The brigands wrestled for a moment with the dilemma which confronted them: greed for the wealth this stranger (wielding an obviously valuable blade) must have under his cloak, versus fear of injury or death, from that very same blade. As was typical with such men, greed won out. With a shout, they flung themselves at this unlikely foe.

The first struck low, but his opponent neatly stepped to one side and the bandit's weapon merely rent his cloak. As the bandit pulled back to strike again, he himself was struck by the stranger's sword, almost cut in two by the blow.

The other struck high, his blade connecting with the hardness of a helm (or so it seemed). As he brought back his weapon it caught on the stranger's hood, revealing two short, curled horns, long, tufted ears, and a pair of startled black eyes. Only then did the bandit realise the stranger's shambling gait was due not to infirmity, but to cloven hooves, hidden under the flowing cloak. He stood, paralysed with fear, staring into that goat's face. His stupefaction was long enough for the broo to slash at him with his sword. The man's head flew, coming to rest in his once-favoured ditch.

Calmly, the broo scabbarded his blade and muttered sadly, "You saw me. I am sorry." He began to carefully cover himself again and intended to go on, but hesitated. Quickly, he kneeled and gathered up the few coins the brigands themselves had on their bodies: the pitiful booty of a poor week in a poor land. Pocketing the spoil, the broo continued down the road. Another crow flew by, croaking as if in disgust at the scene the broo left behind him.

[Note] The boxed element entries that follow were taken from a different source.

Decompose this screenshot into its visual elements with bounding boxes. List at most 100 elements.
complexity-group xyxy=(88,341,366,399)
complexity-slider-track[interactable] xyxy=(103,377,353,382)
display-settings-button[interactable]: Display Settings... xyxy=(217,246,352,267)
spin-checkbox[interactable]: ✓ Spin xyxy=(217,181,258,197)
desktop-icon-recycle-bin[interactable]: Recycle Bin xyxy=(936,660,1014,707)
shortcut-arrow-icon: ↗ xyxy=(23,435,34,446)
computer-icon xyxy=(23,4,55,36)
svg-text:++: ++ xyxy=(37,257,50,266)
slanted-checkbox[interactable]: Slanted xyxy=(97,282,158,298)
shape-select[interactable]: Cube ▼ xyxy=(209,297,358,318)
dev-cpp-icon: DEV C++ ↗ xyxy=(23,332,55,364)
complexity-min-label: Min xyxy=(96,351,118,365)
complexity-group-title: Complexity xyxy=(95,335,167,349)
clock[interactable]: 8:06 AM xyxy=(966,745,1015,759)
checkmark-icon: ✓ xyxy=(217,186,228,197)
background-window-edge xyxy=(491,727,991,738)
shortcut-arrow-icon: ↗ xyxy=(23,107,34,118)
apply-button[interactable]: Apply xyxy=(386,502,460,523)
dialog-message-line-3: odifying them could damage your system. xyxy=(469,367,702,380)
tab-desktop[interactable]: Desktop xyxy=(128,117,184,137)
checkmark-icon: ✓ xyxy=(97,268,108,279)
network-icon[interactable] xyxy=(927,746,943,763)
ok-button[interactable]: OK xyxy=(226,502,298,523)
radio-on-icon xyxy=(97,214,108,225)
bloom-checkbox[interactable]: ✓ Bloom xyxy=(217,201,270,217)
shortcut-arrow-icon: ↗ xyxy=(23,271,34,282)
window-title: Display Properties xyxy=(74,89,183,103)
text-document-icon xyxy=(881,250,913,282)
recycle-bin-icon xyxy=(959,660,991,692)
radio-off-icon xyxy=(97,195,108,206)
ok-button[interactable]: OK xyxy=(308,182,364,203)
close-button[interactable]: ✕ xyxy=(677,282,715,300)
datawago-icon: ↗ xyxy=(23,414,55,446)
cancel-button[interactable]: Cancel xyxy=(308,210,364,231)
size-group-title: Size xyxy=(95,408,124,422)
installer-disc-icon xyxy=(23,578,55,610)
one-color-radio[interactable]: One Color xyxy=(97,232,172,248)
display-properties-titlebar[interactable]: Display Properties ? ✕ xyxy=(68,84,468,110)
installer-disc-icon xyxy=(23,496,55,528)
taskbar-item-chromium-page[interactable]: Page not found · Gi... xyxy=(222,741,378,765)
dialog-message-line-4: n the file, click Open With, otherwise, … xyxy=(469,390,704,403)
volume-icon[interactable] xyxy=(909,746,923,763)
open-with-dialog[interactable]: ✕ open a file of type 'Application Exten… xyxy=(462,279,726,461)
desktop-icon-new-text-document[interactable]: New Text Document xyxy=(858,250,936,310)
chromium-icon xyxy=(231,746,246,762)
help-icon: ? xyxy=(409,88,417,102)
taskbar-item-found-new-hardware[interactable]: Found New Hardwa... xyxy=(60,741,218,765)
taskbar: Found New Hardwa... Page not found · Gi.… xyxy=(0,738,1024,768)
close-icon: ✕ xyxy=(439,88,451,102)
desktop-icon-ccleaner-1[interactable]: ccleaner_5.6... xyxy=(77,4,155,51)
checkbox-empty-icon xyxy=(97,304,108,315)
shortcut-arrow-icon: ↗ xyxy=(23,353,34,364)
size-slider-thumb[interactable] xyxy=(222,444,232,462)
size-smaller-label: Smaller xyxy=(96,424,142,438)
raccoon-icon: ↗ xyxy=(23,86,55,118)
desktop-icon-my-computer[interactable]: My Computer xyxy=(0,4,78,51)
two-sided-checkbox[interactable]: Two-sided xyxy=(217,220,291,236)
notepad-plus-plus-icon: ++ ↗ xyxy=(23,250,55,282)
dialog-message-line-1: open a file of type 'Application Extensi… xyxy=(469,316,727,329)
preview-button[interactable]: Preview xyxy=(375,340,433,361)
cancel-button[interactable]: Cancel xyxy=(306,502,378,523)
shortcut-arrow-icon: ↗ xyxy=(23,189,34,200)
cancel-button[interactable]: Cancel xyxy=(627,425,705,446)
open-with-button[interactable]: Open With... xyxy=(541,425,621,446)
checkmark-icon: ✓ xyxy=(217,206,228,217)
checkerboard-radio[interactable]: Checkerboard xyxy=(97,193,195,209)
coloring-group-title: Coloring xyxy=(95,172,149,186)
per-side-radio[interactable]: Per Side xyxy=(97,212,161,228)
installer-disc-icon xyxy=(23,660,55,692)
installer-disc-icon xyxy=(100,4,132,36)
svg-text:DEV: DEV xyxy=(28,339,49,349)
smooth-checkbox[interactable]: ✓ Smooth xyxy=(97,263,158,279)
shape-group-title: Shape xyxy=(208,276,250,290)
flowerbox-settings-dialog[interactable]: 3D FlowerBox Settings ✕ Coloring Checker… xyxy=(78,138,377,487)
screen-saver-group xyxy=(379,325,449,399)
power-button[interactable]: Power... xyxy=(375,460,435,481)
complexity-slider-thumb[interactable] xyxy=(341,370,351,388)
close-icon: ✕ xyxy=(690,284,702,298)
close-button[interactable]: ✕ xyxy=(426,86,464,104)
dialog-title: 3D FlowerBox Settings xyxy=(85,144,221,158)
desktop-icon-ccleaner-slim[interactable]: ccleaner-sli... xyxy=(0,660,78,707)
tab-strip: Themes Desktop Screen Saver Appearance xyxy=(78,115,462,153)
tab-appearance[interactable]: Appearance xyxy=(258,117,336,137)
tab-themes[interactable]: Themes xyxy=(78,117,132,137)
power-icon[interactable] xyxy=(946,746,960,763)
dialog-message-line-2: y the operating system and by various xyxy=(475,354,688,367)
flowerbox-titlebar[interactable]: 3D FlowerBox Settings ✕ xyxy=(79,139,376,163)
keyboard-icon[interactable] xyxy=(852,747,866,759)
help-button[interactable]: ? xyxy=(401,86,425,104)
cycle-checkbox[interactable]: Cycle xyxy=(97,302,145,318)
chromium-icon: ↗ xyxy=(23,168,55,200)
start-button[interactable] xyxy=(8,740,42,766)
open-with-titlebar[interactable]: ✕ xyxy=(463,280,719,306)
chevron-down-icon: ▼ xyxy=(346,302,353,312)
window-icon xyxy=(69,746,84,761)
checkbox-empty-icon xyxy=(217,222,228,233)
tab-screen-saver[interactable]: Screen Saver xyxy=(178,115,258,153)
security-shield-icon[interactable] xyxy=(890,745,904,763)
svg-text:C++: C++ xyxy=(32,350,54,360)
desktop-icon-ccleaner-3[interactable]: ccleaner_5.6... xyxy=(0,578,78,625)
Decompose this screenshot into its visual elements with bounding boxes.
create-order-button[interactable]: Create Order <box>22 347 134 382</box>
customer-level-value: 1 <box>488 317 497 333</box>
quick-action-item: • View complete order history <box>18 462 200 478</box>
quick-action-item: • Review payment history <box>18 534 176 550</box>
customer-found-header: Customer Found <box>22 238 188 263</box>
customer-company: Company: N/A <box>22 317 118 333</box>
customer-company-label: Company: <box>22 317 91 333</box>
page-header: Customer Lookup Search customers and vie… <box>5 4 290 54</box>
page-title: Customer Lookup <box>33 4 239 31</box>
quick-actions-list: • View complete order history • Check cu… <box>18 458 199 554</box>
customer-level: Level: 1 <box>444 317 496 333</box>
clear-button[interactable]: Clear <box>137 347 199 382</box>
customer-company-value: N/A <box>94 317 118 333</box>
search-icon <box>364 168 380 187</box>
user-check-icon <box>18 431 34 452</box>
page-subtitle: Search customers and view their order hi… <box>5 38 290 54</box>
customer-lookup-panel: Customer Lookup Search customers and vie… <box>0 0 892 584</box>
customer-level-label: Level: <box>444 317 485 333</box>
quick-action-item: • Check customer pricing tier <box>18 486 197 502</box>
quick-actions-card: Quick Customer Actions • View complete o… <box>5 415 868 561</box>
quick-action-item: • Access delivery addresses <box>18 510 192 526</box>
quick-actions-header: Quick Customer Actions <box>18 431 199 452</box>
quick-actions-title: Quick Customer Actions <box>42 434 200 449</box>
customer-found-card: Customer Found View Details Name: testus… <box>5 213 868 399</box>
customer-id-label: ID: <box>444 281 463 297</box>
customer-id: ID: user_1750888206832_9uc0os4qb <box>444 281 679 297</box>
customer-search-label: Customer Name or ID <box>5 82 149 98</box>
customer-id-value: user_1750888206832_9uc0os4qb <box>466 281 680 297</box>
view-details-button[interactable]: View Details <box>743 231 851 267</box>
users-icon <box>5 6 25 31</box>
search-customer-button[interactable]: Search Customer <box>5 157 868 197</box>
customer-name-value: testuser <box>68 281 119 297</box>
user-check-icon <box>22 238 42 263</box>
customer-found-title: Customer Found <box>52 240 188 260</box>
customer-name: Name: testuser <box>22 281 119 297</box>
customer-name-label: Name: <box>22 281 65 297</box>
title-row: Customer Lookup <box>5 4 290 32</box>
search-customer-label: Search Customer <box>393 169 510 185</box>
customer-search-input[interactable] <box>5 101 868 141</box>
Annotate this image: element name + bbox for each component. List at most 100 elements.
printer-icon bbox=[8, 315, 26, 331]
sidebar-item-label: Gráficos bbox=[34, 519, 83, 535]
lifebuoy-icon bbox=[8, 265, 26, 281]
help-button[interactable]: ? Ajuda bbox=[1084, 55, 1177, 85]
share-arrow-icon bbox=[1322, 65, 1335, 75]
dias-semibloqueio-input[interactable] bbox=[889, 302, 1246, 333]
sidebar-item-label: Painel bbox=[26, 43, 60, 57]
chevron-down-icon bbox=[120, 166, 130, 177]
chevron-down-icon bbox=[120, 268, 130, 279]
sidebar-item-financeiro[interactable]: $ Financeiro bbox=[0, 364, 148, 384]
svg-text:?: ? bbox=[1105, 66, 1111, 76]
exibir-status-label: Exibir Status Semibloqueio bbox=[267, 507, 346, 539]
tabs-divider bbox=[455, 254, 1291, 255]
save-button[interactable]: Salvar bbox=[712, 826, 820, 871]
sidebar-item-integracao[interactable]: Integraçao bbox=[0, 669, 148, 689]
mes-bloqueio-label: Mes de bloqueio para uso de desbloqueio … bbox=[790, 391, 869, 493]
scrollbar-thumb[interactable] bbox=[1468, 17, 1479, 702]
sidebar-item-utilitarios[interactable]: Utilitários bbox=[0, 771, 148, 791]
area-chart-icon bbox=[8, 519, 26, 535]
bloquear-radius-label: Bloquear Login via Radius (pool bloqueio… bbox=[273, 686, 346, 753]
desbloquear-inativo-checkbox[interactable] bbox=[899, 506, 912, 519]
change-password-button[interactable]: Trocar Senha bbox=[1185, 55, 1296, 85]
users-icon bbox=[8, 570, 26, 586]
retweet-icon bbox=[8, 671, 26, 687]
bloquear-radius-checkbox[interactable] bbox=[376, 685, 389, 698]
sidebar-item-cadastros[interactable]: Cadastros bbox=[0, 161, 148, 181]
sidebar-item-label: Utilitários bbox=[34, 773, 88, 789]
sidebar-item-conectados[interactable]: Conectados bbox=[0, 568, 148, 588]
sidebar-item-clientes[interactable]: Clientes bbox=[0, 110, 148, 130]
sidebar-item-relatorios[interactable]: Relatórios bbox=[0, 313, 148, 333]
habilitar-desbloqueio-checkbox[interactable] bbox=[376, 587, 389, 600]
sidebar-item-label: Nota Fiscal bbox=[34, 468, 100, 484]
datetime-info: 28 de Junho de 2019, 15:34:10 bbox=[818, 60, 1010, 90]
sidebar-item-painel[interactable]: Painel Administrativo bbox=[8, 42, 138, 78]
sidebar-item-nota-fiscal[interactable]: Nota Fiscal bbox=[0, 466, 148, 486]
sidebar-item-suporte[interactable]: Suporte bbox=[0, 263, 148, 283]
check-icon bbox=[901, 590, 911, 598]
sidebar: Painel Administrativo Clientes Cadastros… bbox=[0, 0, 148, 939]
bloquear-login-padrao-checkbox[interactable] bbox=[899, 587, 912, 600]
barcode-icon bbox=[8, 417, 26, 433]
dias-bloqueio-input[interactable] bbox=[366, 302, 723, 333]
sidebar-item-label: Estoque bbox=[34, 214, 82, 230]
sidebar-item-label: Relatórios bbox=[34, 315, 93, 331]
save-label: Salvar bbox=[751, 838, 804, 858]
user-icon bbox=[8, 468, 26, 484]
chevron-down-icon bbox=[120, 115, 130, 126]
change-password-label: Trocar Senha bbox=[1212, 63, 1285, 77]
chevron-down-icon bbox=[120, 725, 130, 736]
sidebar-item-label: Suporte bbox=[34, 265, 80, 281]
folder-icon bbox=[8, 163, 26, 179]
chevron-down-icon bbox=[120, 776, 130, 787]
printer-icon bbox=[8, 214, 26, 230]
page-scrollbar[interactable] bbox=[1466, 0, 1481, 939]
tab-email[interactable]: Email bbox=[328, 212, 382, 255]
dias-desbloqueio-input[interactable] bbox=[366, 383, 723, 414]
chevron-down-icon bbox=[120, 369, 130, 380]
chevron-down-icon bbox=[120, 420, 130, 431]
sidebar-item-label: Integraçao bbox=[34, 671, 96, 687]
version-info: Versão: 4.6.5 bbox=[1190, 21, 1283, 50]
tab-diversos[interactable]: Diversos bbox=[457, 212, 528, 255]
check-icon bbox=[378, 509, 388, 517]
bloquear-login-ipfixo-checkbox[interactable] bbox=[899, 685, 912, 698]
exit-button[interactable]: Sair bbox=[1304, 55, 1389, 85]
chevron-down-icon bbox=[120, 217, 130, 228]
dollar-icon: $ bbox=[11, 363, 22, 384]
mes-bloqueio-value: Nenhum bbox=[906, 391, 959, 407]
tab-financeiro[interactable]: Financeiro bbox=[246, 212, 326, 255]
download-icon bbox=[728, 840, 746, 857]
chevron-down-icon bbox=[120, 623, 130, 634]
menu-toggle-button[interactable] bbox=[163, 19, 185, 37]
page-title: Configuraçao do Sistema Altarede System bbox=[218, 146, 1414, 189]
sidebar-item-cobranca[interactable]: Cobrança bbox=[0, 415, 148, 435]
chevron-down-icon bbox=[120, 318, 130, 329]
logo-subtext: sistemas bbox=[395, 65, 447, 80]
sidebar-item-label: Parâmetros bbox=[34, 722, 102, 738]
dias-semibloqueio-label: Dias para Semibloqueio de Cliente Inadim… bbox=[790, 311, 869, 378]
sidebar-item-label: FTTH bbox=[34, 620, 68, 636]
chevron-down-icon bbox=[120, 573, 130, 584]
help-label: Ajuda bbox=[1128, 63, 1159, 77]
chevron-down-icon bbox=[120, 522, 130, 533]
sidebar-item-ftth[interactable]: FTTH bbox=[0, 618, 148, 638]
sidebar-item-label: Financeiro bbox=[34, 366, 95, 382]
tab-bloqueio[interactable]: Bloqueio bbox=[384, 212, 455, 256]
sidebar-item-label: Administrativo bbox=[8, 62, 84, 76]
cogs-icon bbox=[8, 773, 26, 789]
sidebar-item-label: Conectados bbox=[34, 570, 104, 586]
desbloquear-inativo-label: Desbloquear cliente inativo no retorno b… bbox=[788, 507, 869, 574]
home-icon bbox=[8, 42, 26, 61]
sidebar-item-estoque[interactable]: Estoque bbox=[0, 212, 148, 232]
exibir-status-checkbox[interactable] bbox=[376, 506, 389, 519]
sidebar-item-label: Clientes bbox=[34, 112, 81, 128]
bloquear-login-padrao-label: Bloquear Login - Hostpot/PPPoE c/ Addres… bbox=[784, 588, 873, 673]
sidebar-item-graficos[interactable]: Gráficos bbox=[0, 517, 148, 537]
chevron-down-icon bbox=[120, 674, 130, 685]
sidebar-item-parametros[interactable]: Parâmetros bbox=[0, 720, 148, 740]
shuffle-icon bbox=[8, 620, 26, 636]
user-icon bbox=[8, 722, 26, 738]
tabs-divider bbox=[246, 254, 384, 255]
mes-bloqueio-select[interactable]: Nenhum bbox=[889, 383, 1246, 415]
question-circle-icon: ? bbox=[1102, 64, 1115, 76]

*note: this is the first part of a story submitted to Tales so long ago I have lost the author's name. The english language version here was substantially polished from the original submission by me; I think author might have been Finnish or Swedish. I've put it up here because it is unlikely it will ever be published in the zine but I think it is good 'un (and I spent quite a while working on it at the time). Any ideas?